With the recent deregulatory push undertaken by EPA, it might seem as though the agency will have little appetite to take measures that dictate to farmers when and how they can apply fertilizer, Bloomberg says. The new administration has consistently staked out pro-business positions on nearly every environmental issue. Bloomberg notes that EPA's Pruitt received three standing ovations when he spoke at an American Farm Bureau Federation conference shortly after taking office.

However, there is no evidence thus far that EPA is abandoning the Lake Erie agreement. Wendy Carney, a deputy director in the EPA's Great Lakes regional office, said the agency is collaborating with the five states in the Lake Erie watershed to come up with an action plan.

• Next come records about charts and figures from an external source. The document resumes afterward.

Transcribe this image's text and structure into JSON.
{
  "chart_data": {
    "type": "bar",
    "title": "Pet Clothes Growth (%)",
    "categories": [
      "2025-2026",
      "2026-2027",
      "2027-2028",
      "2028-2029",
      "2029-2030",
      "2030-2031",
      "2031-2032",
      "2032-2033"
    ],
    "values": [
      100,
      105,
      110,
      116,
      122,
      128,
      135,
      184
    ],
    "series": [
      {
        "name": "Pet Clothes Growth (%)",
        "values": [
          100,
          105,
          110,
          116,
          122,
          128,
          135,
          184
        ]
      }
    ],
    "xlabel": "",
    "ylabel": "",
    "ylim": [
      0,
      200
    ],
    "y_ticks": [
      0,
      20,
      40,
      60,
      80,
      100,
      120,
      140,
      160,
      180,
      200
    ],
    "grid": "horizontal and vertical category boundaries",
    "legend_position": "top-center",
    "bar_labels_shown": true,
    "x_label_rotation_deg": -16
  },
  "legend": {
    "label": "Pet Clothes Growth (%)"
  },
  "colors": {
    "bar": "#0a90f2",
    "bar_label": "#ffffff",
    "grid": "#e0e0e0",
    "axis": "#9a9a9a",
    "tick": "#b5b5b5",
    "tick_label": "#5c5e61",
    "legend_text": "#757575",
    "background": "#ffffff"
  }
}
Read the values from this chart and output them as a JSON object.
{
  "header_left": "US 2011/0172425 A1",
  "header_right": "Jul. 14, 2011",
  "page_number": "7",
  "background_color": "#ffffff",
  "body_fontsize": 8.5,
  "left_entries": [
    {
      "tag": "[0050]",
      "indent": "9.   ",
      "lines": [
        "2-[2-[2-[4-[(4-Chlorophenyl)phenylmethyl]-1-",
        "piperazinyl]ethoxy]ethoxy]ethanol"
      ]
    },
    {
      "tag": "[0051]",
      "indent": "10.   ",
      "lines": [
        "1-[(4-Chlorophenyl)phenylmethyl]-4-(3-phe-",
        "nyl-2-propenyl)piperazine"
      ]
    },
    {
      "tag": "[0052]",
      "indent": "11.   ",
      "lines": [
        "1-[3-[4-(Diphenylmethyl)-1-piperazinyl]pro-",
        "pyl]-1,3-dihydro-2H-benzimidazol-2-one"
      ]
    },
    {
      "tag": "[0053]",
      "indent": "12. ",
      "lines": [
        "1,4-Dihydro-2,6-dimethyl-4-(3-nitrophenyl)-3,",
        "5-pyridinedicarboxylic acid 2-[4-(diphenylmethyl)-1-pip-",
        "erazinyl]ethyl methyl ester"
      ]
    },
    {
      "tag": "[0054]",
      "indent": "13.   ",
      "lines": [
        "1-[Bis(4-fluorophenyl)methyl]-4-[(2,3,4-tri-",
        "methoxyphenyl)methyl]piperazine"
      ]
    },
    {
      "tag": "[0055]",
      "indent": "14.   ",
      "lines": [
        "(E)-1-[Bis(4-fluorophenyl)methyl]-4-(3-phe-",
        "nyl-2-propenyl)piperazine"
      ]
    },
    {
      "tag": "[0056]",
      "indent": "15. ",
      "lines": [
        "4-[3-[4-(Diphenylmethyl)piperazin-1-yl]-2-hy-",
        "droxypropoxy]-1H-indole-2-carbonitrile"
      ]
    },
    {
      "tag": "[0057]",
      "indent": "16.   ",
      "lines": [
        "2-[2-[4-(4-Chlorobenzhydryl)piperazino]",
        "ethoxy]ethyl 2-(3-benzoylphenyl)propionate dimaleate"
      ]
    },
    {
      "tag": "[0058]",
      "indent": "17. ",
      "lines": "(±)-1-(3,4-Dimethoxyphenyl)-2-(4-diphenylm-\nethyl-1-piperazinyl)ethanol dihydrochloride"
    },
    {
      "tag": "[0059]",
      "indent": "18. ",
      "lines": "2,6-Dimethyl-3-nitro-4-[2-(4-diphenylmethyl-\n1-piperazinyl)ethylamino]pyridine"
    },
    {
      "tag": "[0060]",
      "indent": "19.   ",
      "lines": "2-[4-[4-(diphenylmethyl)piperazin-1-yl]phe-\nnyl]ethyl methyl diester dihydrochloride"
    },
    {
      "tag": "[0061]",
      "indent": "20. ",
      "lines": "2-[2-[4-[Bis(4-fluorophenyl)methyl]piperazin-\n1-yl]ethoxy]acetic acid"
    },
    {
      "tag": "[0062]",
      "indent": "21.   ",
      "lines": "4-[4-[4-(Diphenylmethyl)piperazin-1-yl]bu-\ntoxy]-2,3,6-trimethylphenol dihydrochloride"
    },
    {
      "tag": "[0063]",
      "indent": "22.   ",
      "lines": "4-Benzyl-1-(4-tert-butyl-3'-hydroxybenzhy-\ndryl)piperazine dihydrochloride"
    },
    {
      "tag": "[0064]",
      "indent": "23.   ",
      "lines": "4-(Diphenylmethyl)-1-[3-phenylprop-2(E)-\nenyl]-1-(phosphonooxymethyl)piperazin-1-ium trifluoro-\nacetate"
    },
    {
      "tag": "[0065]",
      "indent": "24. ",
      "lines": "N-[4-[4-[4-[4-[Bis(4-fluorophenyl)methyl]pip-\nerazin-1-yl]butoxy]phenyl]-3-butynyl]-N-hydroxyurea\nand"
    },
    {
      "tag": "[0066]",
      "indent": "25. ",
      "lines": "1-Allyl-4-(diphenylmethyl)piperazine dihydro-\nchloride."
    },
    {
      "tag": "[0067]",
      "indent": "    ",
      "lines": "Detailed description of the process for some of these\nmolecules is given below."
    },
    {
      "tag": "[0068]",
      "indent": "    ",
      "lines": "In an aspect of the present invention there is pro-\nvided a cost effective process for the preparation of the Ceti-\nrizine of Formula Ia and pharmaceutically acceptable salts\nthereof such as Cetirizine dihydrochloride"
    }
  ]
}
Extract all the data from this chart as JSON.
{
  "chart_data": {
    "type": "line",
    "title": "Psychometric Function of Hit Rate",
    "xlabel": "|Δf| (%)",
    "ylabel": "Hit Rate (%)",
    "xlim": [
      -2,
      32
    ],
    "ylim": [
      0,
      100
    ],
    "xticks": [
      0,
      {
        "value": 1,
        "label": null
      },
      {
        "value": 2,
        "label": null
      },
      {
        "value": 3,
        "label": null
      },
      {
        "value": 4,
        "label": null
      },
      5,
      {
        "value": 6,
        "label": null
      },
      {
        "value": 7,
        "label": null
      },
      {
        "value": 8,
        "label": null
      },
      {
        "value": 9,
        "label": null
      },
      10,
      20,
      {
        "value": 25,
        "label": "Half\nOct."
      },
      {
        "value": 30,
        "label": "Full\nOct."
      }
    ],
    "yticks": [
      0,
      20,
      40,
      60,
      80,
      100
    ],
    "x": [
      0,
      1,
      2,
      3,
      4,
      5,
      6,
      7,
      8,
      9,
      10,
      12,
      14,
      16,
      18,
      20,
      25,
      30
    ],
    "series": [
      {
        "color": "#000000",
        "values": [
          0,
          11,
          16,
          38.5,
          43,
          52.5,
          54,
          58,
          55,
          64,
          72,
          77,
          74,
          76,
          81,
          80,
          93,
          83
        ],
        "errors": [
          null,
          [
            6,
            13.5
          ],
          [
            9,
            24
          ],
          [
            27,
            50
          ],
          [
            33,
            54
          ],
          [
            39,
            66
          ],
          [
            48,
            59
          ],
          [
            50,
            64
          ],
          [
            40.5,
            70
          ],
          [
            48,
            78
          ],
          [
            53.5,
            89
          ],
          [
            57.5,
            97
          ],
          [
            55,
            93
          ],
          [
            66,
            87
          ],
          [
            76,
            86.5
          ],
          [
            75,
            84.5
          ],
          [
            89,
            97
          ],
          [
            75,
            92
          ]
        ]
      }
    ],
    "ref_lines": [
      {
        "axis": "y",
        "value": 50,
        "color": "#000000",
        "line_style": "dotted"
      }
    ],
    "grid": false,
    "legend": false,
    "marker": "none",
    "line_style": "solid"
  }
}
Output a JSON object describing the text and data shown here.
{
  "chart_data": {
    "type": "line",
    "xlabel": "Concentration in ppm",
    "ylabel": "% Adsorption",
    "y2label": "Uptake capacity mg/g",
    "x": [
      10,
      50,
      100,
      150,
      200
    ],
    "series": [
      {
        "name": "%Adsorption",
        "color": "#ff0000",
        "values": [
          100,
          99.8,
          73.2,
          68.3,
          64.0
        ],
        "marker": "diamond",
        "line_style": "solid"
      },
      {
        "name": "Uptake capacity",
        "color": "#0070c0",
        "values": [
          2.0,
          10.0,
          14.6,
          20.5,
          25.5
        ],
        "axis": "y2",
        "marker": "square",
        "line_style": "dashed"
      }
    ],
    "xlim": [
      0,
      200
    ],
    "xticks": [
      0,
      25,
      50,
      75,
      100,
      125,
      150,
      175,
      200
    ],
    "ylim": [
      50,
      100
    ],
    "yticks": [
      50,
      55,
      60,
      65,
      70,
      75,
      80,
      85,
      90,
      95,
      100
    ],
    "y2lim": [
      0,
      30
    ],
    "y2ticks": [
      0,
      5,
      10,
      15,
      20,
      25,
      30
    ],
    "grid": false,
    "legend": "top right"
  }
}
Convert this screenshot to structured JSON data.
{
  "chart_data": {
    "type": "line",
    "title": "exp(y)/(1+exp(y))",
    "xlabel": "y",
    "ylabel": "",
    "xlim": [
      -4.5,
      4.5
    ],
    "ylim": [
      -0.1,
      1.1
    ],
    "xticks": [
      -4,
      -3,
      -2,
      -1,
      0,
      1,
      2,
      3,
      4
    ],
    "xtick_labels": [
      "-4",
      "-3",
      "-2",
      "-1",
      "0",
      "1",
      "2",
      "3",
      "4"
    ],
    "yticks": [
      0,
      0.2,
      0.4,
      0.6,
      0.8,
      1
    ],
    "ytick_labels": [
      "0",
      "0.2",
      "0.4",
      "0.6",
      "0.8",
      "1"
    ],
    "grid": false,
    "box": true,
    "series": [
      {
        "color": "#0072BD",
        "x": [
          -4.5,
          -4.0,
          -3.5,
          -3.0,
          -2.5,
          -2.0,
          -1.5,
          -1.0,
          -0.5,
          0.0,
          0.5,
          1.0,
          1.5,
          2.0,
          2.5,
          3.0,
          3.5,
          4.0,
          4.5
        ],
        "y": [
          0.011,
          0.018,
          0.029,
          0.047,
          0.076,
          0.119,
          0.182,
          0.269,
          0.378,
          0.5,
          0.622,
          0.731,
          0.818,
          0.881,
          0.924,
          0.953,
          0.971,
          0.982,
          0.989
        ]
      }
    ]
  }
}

She said they are on track to release a draft version this summer and then finalize it before the end of this year, several months ahead of schedule. “Agricultural runoff is the top priority for management efforts, particularly in the Maumee River basin,” Carney told Bloomberg in a recent email.

So, there is little doubt that EPA is considering just how to apply its no-regulation policy to the Lake Erie watershed, but also that residents sensitive to the region’s long-standing water quality problems are also following development there very closely—and that the coming fight likely will be controversial and long lived. This certainly is a battle producers will need to watch closely as it proceeds, Washington Insider believes.